You can be swept away by action because momentum is powerful. Understanding that it is normal to have differences between how you feel and what you do can also help sustain the reality of the day-to-day grind.
Maybe you didn’t feel good or strong in your workout, but you still hit the tenth rep on your fifth set. Good job. There’s a cold comfort in acknowledging the supremacy of action over intention here. You just got stronger than if you had accepted your mental state as an excuse for only doing eight reps.
You don’t have to be at your peak all the time, you only have to be at your peak at the right time. And make no mistake, peak performance is fucking hard. Resist the temptation for comparison. Remember its easy to forget that we only see an athlete on game day. Our perception of these athletes and their success stories is not their perception of themselves. There are no overnight successes.
The Goal is Still Harmony
Now that’s not to say that the goal is to always take action to force your brain to re-route its thought patterns.

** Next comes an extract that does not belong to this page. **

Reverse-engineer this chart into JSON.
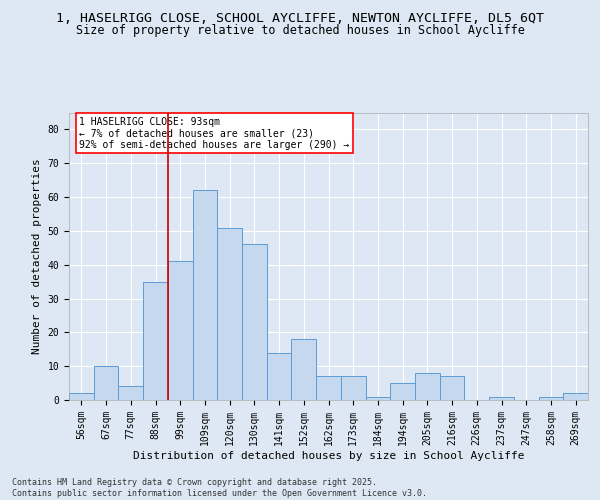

The harmonious marriage of mind with action is not only powerful, but desirous. After all, not only does everyone hope they can find something to devote themselves to that is meaningful and worthy of their energy, but we are also more likely to enter a state of flow (i.e. be in the zone) when we create this unity. Ultimately, believing that what you do is important matters too.
- Loving the idea of something is very different than starting down that path
- It’s too easy to get stuck in your own head and let your lack of past action compound into the future
- The hardest part is taking the first step
Once you do, you become a doer, and this act alone will change your self-beliefs
With that said, what’s the first step you need to take to re-arrange your mental framework?